マクガバン・レポートは,その科学的根拠が批判されたにもかかわらず,1980年代になると『米国食事ガイドライン』『米国糖尿病学会食事療法ガイドライン』に『高糖質・低脂質食の推奨』という形で浸透していきました.
しかし,この米国からの『風』に,日本の学会は最初は困惑しました.それまでの日本は『米食偏重の日本人の食事は後進的だ.早く欧米の食事スタイルに追い付かなければならない』というスタンスだったからです.
1986年 日本糖尿病学会
食品交換表の第4版補が発行された1983年から3年後,1986年に 第29回日本糖尿病学会が開催されました.このプログラムに『ワークショップ VI 糖尿病食事療法の問題点』という討論会がありました.
第29回日本糖尿病学会総会記録 ワークショップ VI 糖尿病食事療法の問題点
ワークショップでは,5本の講演が行われていて,その記録があります.実際にはこのあとディスカッションが行われたはずですが,その内容は不明です.
- 食事と糖尿病 ― 疫学的見地より ―
- 食事と糖尿病 ― 実験的見地より ―
- 総エネルギー量とその組成をめぐって
- 食品の面からみた糖尿病食
- 糖尿病の病型と食事療法
このワークショップの序文を見ると『食事療法の問題点』と銘打たれているように,それまでの糖尿病食事療法に対して日本糖尿病学会内部でも『迷い』が生まれてきたことがうかがえます.
最近の糖尿病治療理念に基づく食事療法の基本的原則は,適正な摂取熱量と各栄養素の適正な補給(バランスがとれた食事)ということで通常の健康食の原則と変わりはない.
第29回日本糖尿病学会総会記録 ワークショップ VI 糖尿病食事療法の問題点
[中略]
最近米・英・加の糖尿病学会では従来の慣習的な低糖質・高脂肪食を改め,高糖質・低脂肪食が勧告されているが,これにも種々の議論があり[1]
[中略]
これまで栄養素中心に考えられてきたが,1970年代に食物繊維の有用性が指摘され,最近はglycemic indexの概念も提唱されるようになり[2],
[中略]
しかし,それらの試みについては賛否両論があり,いまだ理論的な根拠も十分とはいえないのが現状である.

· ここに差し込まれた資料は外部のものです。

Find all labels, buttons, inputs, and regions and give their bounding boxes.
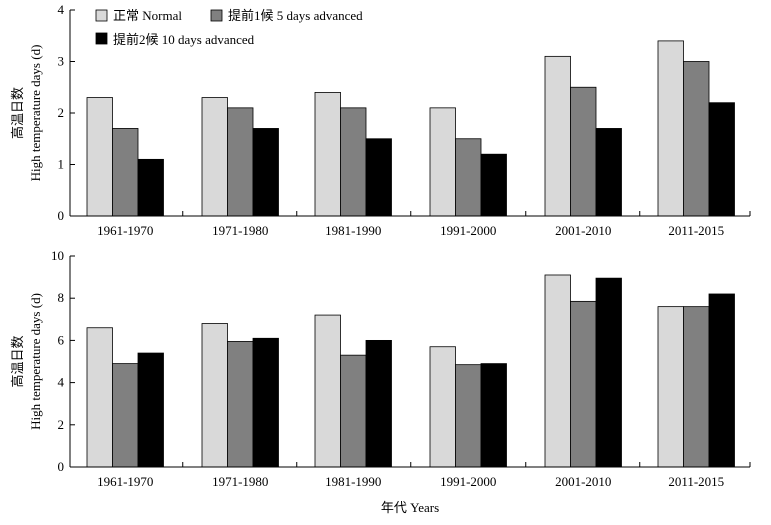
bar-top-advanced10-2011-2015 [708, 102, 735, 217]
x-tick-label-top-1971-1980: 1971-1980 [212, 223, 268, 238]
y-tick-label-bottom-10: 10 [51, 248, 64, 263]
x-tick-label-top-1981-1990: 1981-1990 [325, 223, 381, 238]
bar-bottom-advanced10-1961-1970 [137, 352, 164, 468]
bar-bottom-advanced10-2011-2015 [708, 293, 735, 468]
bar-bottom-advanced10-1991-2000 [480, 363, 507, 468]
y-tick-label-top-4: 4 [58, 2, 65, 17]
legend-label-5-days-advanced: 提前1候 5 days advanced [228, 8, 363, 23]
x-tick-label-bottom-2001-2010: 2001-2010 [555, 474, 611, 489]
bar-bottom-advanced5-1981-1990 [340, 354, 367, 468]
x-tick-label-bottom-1981-1990: 1981-1990 [325, 474, 381, 489]
bar-top-advanced10-1971-1980 [252, 128, 279, 217]
bar-bottom-advanced5-1971-1980 [227, 341, 254, 468]
x-tick-label-top-1991-2000: 1991-2000 [440, 223, 496, 238]
legend-label-10-days-advanced: 提前2候 10 days advanced [113, 32, 255, 47]
chart-panel-bottom: 0 2 4 6 8 10 1961-1970 1971-1980 1981-1990 1991-2… [10, 248, 751, 489]
y-tick-label-top-3: 3 [58, 54, 65, 69]
bar-top-advanced5-1991-2000 [455, 138, 482, 217]
x-tick-label-bottom-1971-1980: 1971-1980 [212, 474, 268, 489]
legend-swatch-5-days-advanced [210, 9, 223, 22]
legend-label-normal: 正常 Normal [113, 8, 182, 23]
y-tick-label-bottom-8: 8 [58, 290, 65, 305]
bar-bottom-advanced10-1971-1980 [252, 337, 279, 468]
y-tick-label-top-0: 0 [58, 208, 65, 223]
bar-top-advanced5-1961-1970 [112, 128, 139, 217]
bar-top-normal-1981-1990 [314, 92, 341, 217]
bar-bottom-normal-1991-2000 [429, 346, 456, 468]
bar-top-normal-1991-2000 [429, 107, 456, 217]
bar-top-advanced10-1981-1990 [365, 138, 392, 217]
bar-bottom-advanced5-1961-1970 [112, 363, 139, 468]
bar-bottom-advanced5-2001-2010 [570, 300, 597, 468]
x-tick-label-top-2001-2010: 2001-2010 [555, 223, 611, 238]
bar-bottom-normal-2011-2015 [657, 306, 684, 468]
y-axis-label-cn-top: 高温日数 [10, 87, 25, 139]
x-tick-label-bottom-1991-2000: 1991-2000 [440, 474, 496, 489]
y-tick-label-bottom-2: 2 [58, 417, 65, 432]
bar-top-normal-2001-2010 [544, 55, 571, 217]
bar-top-normal-1961-1970 [86, 97, 113, 217]
y-tick-label-bottom-6: 6 [58, 332, 65, 347]
bar-bottom-advanced10-2001-2010 [595, 277, 622, 468]
bar-top-advanced5-1971-1980 [227, 107, 254, 217]
x-tick-label-bottom-2011-2015: 2011-2015 [668, 474, 724, 489]
legend-swatch-10-days-advanced [95, 32, 108, 45]
y-axis-label-cn-bottom: 高温日数 [10, 335, 25, 387]
bar-top-advanced10-1961-1970 [137, 158, 164, 217]
chart-panel-top: 0 1 2 3 4 1961-1970 1971-1980 1981-1990 1991-200… [10, 2, 751, 238]
bar-top-normal-1971-1980 [201, 97, 228, 217]
bar-bottom-advanced10-1981-1990 [365, 339, 392, 468]
bar-bottom-normal-1971-1980 [201, 323, 228, 468]
bar-top-normal-2011-2015 [657, 40, 684, 217]
y-tick-label-bottom-4: 4 [58, 375, 65, 390]
bar-bottom-normal-2001-2010 [544, 274, 571, 468]
x-tick-label-top-2011-2015: 2011-2015 [668, 223, 724, 238]
bar-bottom-advanced5-1991-2000 [455, 364, 482, 468]
bar-bottom-normal-1961-1970 [86, 327, 113, 468]
bar-top-advanced5-1981-1990 [340, 107, 367, 217]
x-axis-label: 年代 Years [381, 500, 439, 515]
y-axis-label-en-top: High temperature days (d) [28, 45, 43, 182]
legend-swatch-normal [95, 9, 108, 22]
y-axis-label-en-bottom: High temperature days (d) [28, 293, 43, 430]
x-tick-label-top-1961-1970: 1961-1970 [97, 223, 153, 238]
bar-top-advanced5-2001-2010 [570, 86, 597, 217]
y-tick-label-top-1: 1 [58, 157, 65, 172]
legend: 正常 Normal 提前1候 5 days advanced 提前2候 10 d… [95, 8, 363, 47]
bar-top-advanced5-2011-2015 [683, 61, 710, 217]
y-tick-label-bottom-0: 0 [58, 459, 65, 474]
bar-bottom-advanced5-2011-2015 [683, 306, 710, 468]
bar-top-advanced10-2001-2010 [595, 128, 622, 217]
bar-top-advanced10-1991-2000 [480, 153, 507, 217]
bar-bottom-normal-1981-1990 [314, 314, 341, 468]
x-tick-label-bottom-1961-1970: 1961-1970 [97, 474, 153, 489]
y-tick-label-top-2: 2 [58, 105, 65, 120]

[1]で述べているのは,マクガバン・レポートの波及により,欧米では『高糖質・低脂質こそが心疾患死亡率を下げる健康食』という風潮が出てきたことを指しています.
また [2]は,主として カナダのJenkins博士らが,『人体で消化・吸収されない食物繊維には,糖尿病薬と同じかそれ以上の血糖値低下がある』ので『Glycemic Indexの低い炭水化物を摂取すべき』という報告[↓]を指しています.
このGlycemic Indexの概念は,それまで 炭水化物/蛋白質/脂質の3栄養素だけを考えて,『どの比率がベストか』というのみの発想であったところに,全く別の成分,それも『消化・吸収されない成分が食後血糖値を下げる』『糖尿病の薬よりも効果がある』という触れ込みだったので,世界の糖尿病医学者は虚を突かれました.
これには,当時の糖尿病治療が手詰まり状態だったことも影響しています.
現在でこそ糖尿病の薬は10種類以上ありますが,1980年代は,まだ糖尿病治療薬と言えばSU剤以外にはない時代[※]で→長期のSU剤投与で膵臓が疲弊して二次無効になる→インスリンという単線コースしかなかった時代でした.
そんな時代に,薬を使わず,いや薬以上の効果が食物繊維の多い炭水化物で得られ,しかもそうすれば心疾患を増やす(と信じられていた)脂質に頼らなくても,カロリー設定が自由にできる,と夢のような話であったため,世界中の医師が注目しました.
[※]厳密には,もう1つ,当時既にビグアナイド(メトホルミン)は登場していたのですが,1970年代にビグアナイドの1種であるフェンホルミンで乳酸アシドーシスが多発したため,メトホルミンを含むすべてのビグアイナドは,実質上 使用禁止状態でした.
実際には,多くの食事で追試を行ってみると,『夢のような改善』は起こらなかったのですが,それでも当時は最先端の魅力を放っていました.
このワークショップの4番目の講演『食品の面からみた糖尿病食』でも,このように批判されています.
最近 Glycemic Indexが注目されているが,混合食として投与した場合には単品投与時ほど効果はなく,過大評価は禁物と思われた.
第29回日本糖尿病学会総会記録 ワークショップ VI 糖尿病食事療法の問題点
Glycemic Indexの著しく低い炭水化物【だけ】を食べると,たしかに食後血糖値は上がらないのですが[※],普通の食事にそれらを添加しても ほとんど何も変化がみられなかったのです.
[※]たとえばこの論文です.
この頃までは 日本糖尿病学会は 迷いながらも まだ冷静であったと思います.